Acaricia mi cabello mi madre mientras me besa la mejilla. 

  « ¿Mi mamá creerá que soy asocial? »

—Ya me voy —anuncia mi padre y añadió—: tengo que recoger a tus hermanas a la escuela —huele mi cabeza y se va.

Entré a mi cuarto y caí sonriente a la cama, miraba el techo y di un largo suspiro a recordar el día de hoy. Me había puesto hacer la tarea después del almuerzo, se me fue el tiempo y pude notar en mi ventana las estrellas en ese cielo oscuro.

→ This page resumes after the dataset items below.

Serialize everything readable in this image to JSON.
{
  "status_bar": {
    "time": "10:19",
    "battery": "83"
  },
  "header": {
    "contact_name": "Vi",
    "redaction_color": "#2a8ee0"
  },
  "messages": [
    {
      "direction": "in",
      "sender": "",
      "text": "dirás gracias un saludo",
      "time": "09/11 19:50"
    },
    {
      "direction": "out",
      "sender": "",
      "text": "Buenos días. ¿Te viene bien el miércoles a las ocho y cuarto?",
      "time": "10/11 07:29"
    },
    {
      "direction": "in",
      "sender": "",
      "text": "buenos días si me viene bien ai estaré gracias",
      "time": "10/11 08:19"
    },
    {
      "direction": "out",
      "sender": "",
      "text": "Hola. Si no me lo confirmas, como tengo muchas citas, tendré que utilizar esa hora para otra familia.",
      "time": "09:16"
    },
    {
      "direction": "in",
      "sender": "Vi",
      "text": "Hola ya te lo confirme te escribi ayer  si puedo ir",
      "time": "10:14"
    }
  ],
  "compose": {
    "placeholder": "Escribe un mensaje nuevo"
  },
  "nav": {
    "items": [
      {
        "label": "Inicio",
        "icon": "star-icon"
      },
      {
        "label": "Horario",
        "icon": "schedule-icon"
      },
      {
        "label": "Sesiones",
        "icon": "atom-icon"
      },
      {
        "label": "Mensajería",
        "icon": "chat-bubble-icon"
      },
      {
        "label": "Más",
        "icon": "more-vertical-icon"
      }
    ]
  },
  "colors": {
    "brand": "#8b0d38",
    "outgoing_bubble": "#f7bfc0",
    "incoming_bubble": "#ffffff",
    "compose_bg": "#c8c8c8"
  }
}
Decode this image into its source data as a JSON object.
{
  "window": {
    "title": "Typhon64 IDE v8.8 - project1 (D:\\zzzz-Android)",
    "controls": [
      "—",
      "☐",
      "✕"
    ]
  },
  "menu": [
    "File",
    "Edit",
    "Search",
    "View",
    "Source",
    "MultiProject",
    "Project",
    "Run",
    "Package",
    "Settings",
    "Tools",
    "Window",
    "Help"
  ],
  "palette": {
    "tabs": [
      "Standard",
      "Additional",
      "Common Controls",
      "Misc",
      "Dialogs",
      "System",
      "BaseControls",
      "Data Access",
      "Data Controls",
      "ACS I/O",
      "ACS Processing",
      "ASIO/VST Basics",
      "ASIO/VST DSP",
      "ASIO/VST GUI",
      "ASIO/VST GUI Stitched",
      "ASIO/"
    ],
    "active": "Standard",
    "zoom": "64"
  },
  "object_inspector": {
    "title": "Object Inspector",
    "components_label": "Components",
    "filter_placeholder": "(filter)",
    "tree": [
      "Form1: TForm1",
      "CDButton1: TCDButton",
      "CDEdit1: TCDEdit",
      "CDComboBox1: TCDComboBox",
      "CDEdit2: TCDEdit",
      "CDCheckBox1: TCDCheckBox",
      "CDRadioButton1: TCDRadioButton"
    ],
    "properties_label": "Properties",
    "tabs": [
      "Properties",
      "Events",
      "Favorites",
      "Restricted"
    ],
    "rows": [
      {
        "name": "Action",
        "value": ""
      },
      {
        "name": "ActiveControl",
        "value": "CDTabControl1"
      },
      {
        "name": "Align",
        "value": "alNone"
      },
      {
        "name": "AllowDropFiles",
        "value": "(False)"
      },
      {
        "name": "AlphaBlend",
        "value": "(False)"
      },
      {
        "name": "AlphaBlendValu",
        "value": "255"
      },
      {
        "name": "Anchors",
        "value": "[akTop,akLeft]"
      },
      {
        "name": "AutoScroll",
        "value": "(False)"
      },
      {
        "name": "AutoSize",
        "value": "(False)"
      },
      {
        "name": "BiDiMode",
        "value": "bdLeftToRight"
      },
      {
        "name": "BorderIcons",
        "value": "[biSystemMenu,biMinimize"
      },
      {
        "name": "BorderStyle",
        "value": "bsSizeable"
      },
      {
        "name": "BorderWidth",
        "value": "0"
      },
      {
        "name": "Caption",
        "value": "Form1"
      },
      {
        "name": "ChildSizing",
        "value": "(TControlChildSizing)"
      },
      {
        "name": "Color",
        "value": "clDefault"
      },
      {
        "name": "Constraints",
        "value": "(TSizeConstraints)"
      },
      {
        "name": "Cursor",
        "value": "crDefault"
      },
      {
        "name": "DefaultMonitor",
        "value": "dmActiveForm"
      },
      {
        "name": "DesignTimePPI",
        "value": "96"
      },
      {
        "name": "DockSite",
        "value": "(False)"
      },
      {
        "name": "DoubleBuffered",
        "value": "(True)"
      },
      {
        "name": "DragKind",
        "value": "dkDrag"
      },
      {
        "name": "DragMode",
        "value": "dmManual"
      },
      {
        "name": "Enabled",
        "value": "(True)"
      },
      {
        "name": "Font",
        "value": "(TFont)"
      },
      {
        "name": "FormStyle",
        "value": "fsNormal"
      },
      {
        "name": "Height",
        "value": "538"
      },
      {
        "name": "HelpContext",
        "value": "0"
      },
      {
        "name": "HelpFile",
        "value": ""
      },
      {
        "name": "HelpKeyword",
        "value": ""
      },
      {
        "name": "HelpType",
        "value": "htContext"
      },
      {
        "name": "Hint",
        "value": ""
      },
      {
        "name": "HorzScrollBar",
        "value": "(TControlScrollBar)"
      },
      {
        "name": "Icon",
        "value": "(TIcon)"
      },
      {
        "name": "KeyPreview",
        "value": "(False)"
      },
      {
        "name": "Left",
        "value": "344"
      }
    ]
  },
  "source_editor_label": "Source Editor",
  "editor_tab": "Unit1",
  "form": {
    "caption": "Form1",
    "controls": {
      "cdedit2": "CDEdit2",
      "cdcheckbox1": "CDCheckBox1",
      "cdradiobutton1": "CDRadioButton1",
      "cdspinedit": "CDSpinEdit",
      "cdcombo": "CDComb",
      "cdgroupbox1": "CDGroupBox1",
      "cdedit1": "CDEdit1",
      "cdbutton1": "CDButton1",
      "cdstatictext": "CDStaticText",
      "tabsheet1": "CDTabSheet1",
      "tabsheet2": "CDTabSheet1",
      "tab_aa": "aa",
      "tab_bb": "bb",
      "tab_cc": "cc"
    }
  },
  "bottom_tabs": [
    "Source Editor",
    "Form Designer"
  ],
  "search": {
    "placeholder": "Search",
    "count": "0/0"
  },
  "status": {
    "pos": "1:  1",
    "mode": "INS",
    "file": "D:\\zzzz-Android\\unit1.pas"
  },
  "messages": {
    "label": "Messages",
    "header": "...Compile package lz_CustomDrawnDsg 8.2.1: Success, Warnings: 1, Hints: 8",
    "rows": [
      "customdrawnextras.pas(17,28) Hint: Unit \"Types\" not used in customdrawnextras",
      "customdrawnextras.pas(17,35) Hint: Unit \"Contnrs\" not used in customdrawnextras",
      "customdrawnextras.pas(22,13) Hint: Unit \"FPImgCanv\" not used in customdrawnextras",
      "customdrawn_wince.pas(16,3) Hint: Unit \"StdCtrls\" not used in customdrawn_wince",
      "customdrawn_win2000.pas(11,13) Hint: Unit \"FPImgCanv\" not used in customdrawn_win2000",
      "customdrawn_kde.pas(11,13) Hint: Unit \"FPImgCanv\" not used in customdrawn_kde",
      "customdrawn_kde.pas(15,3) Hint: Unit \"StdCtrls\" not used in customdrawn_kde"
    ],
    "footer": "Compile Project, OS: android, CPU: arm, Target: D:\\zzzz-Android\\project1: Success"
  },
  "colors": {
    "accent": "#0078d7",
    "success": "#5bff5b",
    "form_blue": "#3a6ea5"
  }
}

Baje a cenar y mientras mi madre hablaba conmigo, recibí un mensaje de Alexander diciendo "Joisbell Francela". Me aguanté e ignoré el mensaje porque a mi mamá no le gustaba que usará el teléfono mientras ceno. Luego me entro otro diciéndome "Hola, soy Alexander Vermoni".

Me volví aguantar a no responderle y en eso suena el teléfono de mi mamá, era mi tía (hermana de mi abuela) como ella y mi madre hablan mucho, decidí contestar el mensaje:

 

Yo: ¡Hola! Disculpa, saque provecho mientras mi madre habla por teléfono.

Alexander: Tranquila, yo también saco provecho para hablarte. Que tonta regla la de no usar el teléfono en la cena ¿no crees?

Yo: Mi mamá dice que si no estuviera esa regla, la comida se enfriaría. Más que todo, mayormente dice que es momento en familia

Alexander: En algo tiene razón tu mamá, bueno Joisbell Francela, te dejo, ya se acabó los segundos de aprovecho.

Yo: Está bien, a mi igual, Espero que nuestra cena no se nos hubiera enfriado.

Alexander: ;-)

 

Estos cinco minutos de mensaje valió la pena, al menos si prometió que me mandaría un mensaje. De ahí, me fui a mi cuarto a lavarme los dientes y luego me acosté en mi cama a leer unos capítulos del libro Marco Ramírez, ojala fuera un libro que yo compré, pero en realidad es de la biblioteca y tengo que regresarlo. Me ha gustado este libro, entre más leo, más me gusta y más me la paso riendo de las cosas que le pasan a Marco Ramírez.